One marcher carried a larger-than-life painted Trump mannequin, portraying him as an outlandish cartoon character, while others carried piñatas resembling the U.S. leader wearing floppy Mexican hats bearing pro-Mexico slogans.

A woman carries an effigy of Trump. Others carried pinatas resembling the U.S. leader wearing floppy Mexican hats bearing pro-Mexico slogans. (Jose Luis Gonzalez/Reuters)

"Mexicans demand respect, we want bridges not walls," read one banner carried by nearby marchers. "Trump you diminish America," read another.

Maria Paro Cassar, an organizer, said Trump has made Mexico and Mexicans in the United States "his favourite target."

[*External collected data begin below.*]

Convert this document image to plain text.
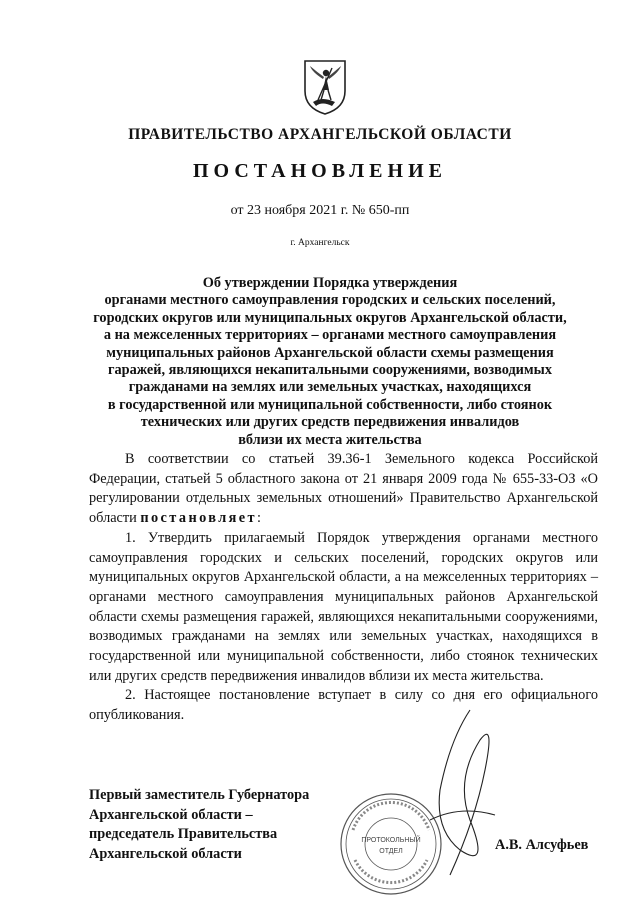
ПРАВИТЕЛЬСТВО АРХАНГЕЛЬСКОЙ ОБЛАСТИ
ПОСТАНОВЛЕНИЕ
от 23 ноября 2021 г. № 650-пп
г. Архангельск
Об утверждении Порядка утверждения
органами местного самоуправления городских и сельских поселений,
городских округов или муниципальных округов Архангельской области,
а на межселенных территориях – органами местного самоуправления
муниципальных районов Архангельской области схемы размещения
гаражей, являющихся некапитальными сооружениями, возводимых
гражданами на землях или земельных участках, находящихся
в государственной или муниципальной собственности, либо стоянок
технических или других средств передвижения инвалидов
вблизи их места жительства

В соответствии со статьей 39.36-1 Земельного кодекса Российской Федерации, статьей 5 областного закона от 21 января 2009 года № 655-33-ОЗ «О регулировании отдельных земельных отношений» Правительство Архангельской области постановляет:

1. Утвердить прилагаемый Порядок утверждения органами местного самоуправления городских и сельских поселений, городских округов или муниципальных округов Архангельской области, а на межселенных территориях – органами местного самоуправления муниципальных районов Архангельской области схемы размещения гаражей, являющихся некапитальными сооружениями, возводимых гражданами на землях или земельных участках, находящихся в государственной или муниципальной собственности, либо стоянок технических или других средств передвижения инвалидов вблизи их места жительства.

2. Настоящее постановление вступает в силу со дня его официального опубликования.

Первый заместитель Губернатора
Архангельской области –
председатель Правительства
Архангельской области
А.В. Алсуфьев
ПРОТОКОЛЬНЫЙ
ОТДЕЛ
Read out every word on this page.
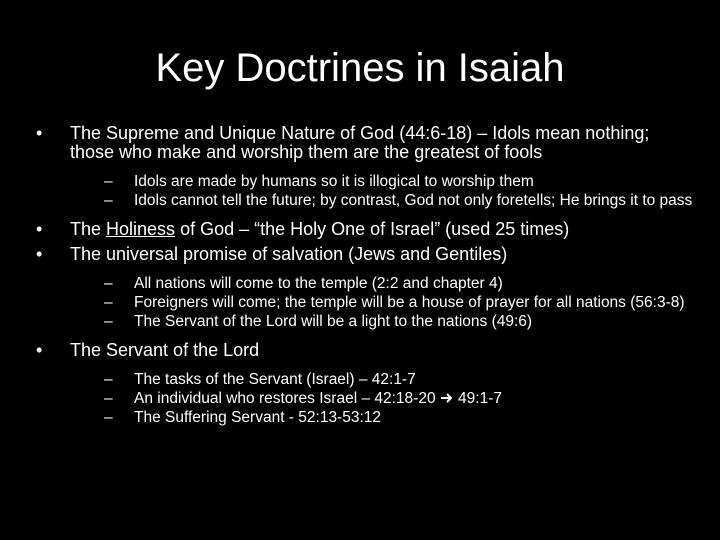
Key Doctrines in Isaiah
•	The Supreme and Unique Nature of God (44:6-18) – Idols mean nothing; those who make and worship them are the greatest of fools
– Idols are made by humans so it is illogical to worship them
– Idols cannot tell the future; by contrast, God not only foretells; He brings it to pass
•	The Holiness of God – “the Holy One of Israel” (used 25 times)
•	The universal promise of salvation (Jews and Gentiles)
– All nations will come to the temple (2:2 and chapter 4)
– Foreigners will come; the temple will be a house of prayer for all nations (56:3-8)
– The Servant of the Lord will be a light to the nations (49:6)
•	The Servant of the Lord
– The tasks of the Servant (Israel) – 42:1-7
– An individual who restores Israel – 42:18-20 49:1-7
– The Suffering Servant - 52:13-53:12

"His policies are a global threat that go against pluralism and diversity and they represent a particular threat to Mexico," she added.

Three weeks into his administration, Trump has vowed to move ahead with construction of his signature border wall, which he has repeatedly said Mexico will pay for, as well as signaling a new push to deport millions of unauthorized immigrants from the country.

Mexico President Enrique Pena Nieto, left, shakes hands with Trump, then a presidential nominee, in Mexico City in August 2016. The two had been locked in a battle over the border wall proposal even before Trump won the presidency. (Marco Ugarte/Associated Press)

Pena Nieto's approval rating at record low

While organizers of the marches promoted them as non-partisan, many singled out Pena Nieto as a major obstacle.

"We're also marching today to demand that our own rulers put an end to corruption and so much loss of life here and actually look out for the good of the country, not just themselves," said 28-year-old office worker Victor Robledo.

Last month, a poll showed that Pena Nieto's approval ratings had hit a record low at just 12 per cent, the lowest level of support for any president in decades.